HUMMING IN MY UNIVERSE By Jim Paredes (The Philippine Star) | Updated July 27, 2014 – 12:00am
There are many people I know who are in a near catatonic state over what is going on in the world.
They are the walking wounded, depressed and stunned and close to shock, living with a deep pain, a feeling of helplessness, as the news gets more depressing each day.
There is that awful war in Syria that has decimated its population. It has been going on for a couple of years with no resolution in sight.
The Ukraine is in crisis. A Malaysian Airlines plane was recently shot down by Russian-supported rebels who have access to sophisticated state-of-the-art weapons of destruction from Russia. As many as 298 lives were snuffed out in that crash.
Israel has not stopped bombing Gaza where, to date, over 700 have been killed, many of whom are women and children.
In Iraq, the ISIS terrorist army is taking control of the country. In Uganda, gays struggle with a new law that has been passed declaring homosexuality illegal under pain of death. Meanwhile, China is saber rattling and scaring its neighbors with hegemonic designs on their territories. And the economies of Europe are in near shambles.
One gets the feeling that hardly anything is right in the world.
I feel my heart getting weary and hopeless. I know many people my age feel the same way. After all, we are the baby boomer generation who just want peace, love, harmony and all that is good in the world. Many of us still hold these ideals close to our hearts.
And as we enter into our twilight years, we see many things that our generation built, which we thought helped promote a better, more peaceful world, just crumbling to waste.
In their place, we see dead bodies strewn about, refugee camps, prejudice, violence even against women and children, intolerance, destruction everywhere. We are also seeing the return of dictatorship and fascism in many places.
What happened? How have things gone wrong with the world?
Some people have become so short on patience and tolerance and so fixated on avenging perceived historical injustice. There seems to be a hardening of positions everywhere. In the realm of religion, many Christians and Muslims support extremist positions that rationalize violence against those who do not share their sentiments. The enmity that started centuries ago between races and religions is still playing out. Women, children, gays and lesbians suffer from forms of religious prejudice everywhere.
It’s amazing in a perverse way what people are capable of doing in the name of God.
In politics, the battle over climate change has not abated, with all sides unable to reach a true consensus on what should be done. The deniers, many of them conservative right wingers largely influenced by the Bible, refuse to heed the call to end fossil fuel consumption and move on to more sustainable ways to generate power. What more proof do they need before they wake up to an environment that is has been altered and is increasingly hostile to humans?
The economic system is as unfair as ever. Greed rules.

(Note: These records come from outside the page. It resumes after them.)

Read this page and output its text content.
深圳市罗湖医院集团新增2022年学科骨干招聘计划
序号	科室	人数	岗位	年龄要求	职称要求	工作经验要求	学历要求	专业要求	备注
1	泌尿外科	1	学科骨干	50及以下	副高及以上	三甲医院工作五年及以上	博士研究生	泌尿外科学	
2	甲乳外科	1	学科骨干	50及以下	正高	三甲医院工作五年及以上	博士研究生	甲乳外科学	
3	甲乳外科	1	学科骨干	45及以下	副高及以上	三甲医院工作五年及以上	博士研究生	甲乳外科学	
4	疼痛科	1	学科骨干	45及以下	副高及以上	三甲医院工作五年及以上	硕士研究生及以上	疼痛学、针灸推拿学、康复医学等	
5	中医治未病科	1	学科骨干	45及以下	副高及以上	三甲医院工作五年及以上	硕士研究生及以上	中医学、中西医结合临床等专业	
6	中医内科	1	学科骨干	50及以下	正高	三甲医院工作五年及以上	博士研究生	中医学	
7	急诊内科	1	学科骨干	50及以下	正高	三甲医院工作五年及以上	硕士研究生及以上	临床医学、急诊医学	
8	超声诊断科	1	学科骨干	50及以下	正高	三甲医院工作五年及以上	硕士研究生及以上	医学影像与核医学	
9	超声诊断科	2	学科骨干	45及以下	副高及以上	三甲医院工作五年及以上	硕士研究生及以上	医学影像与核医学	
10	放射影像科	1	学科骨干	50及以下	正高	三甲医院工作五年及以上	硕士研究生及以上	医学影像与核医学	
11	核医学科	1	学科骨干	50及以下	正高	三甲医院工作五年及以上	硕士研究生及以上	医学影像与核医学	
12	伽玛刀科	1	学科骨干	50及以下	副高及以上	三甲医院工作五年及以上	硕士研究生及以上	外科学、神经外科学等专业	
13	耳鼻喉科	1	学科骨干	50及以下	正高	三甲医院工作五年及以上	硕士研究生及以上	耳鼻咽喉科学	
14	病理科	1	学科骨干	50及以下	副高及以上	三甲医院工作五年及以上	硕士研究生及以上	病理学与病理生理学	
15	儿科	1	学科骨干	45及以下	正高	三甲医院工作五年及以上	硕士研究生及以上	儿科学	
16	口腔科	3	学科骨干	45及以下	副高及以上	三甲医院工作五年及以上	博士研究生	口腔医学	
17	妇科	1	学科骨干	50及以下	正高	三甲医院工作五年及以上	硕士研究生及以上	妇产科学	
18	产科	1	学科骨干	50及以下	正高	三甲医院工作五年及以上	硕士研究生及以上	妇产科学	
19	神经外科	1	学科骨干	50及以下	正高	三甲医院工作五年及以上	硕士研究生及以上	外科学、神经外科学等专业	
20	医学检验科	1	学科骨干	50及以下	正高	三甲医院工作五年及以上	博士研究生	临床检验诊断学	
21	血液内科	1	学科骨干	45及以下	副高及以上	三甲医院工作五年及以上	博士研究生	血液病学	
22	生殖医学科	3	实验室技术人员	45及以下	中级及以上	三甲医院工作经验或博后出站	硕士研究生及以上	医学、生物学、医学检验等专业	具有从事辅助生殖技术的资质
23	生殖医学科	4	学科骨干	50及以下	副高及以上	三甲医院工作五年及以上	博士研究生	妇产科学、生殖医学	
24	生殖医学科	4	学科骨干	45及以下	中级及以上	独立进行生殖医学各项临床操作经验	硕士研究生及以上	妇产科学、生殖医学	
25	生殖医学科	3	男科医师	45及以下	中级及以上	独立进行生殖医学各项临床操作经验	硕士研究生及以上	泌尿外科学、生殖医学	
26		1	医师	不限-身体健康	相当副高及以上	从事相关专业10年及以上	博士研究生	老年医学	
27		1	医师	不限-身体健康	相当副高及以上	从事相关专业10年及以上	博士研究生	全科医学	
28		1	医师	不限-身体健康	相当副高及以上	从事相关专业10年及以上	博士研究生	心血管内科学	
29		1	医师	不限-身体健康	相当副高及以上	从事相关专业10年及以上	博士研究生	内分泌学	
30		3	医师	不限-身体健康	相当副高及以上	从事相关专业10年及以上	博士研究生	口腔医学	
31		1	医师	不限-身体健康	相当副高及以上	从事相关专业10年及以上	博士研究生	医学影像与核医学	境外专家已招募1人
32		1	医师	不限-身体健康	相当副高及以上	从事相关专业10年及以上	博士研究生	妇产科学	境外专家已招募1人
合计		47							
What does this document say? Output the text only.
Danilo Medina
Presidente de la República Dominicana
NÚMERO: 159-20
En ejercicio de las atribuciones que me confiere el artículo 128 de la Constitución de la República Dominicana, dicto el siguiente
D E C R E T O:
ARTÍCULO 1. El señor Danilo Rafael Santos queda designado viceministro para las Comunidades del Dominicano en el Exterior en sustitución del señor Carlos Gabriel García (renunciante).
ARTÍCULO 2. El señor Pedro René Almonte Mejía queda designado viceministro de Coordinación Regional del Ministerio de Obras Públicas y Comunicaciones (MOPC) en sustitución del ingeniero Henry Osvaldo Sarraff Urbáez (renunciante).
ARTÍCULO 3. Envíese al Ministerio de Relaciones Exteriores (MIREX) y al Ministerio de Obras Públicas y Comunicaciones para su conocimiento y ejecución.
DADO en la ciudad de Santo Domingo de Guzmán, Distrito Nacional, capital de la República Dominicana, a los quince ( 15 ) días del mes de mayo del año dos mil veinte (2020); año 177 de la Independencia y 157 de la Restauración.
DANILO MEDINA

The Pope was right in pointing out that people are more important than profit and that the economic system must be overhauled to create more jobs that give people a sense of security and dignity.
The violence against women and children is often perpetuated by religion, culture, politics and greed, although there is a growing consensus that something needs to be done to stop it.
What are we supposed to do in the midst of all of this chaos? Many will throw their hands up and simply say there is nothing we can do. The system is powerful and who are we to stand up and go against something we cannot resolve? Such a question can stun you directly and put an end to any call to do something. It has and continues to disempower a lot of people.
But it has also challenged a few who refuse to listen and instead follow their truth to the beat of a different drum, among them, Nelson Mandela, Martin Luther King, Ninoy Aquino, Malala, Mother Teresa, to name a few. The real call of the times is to be steadfast and fight for what we believe in, not to flinch and surrender to forces that are out to disempower us. Often, I look at the world and see that it has been shaped into the image and likeness of other people’s dreams. Except for a few familiar things here and there, I hardly see my own imprint on it. Could I have “lost” it by not doing enough?
You have to hand it to the negative forces in the world, they are doing the hard work needed to fulfill their dreams and mission. But even as we see them as evil, angry people who will do anything to have power, we can learn something from them.
We must work as hard as they do to be able to counter them. We must get angrier than them, but let it be anger that serves the good. Anger is not always a negative emotion. It has its purposes. In the right context, anger is a great ally. It is a call to do something, to act. It is the fuel for what we need to do. It is a reminder that our boundaries are being violated, and a wake-up call that tells us we cannot continue to tolerate what is going on.
Stephane Hessel, a diplomat and a concentration camp survivor, wrote, “If you want to be a real human being — a real woman, a real man — you cannot tolerate things which put you to indignation, to outrage. You must stand up. I always say to people, ‘Look around; look at what makes you unhappy, what makes you furious, and then engage yourself in some action.”
To those who feel helpless and are deeply saddened by the state of the world, go ahead and embrace the feeling with all your heart, empathy and compassion. But do not linger there too long lest you burn your heart to numbness until you cannot feel anything anymore.
Do something, anything, to stoke the fire of action. In your own little space, and with your own little voice, scream as loud as you can. To quote Ralph Waldo Emerson, “A good indignation brings out all one’s powers.”
When there are enough voices raised, the world will have to listen and something will be done. This could be our last hurrah.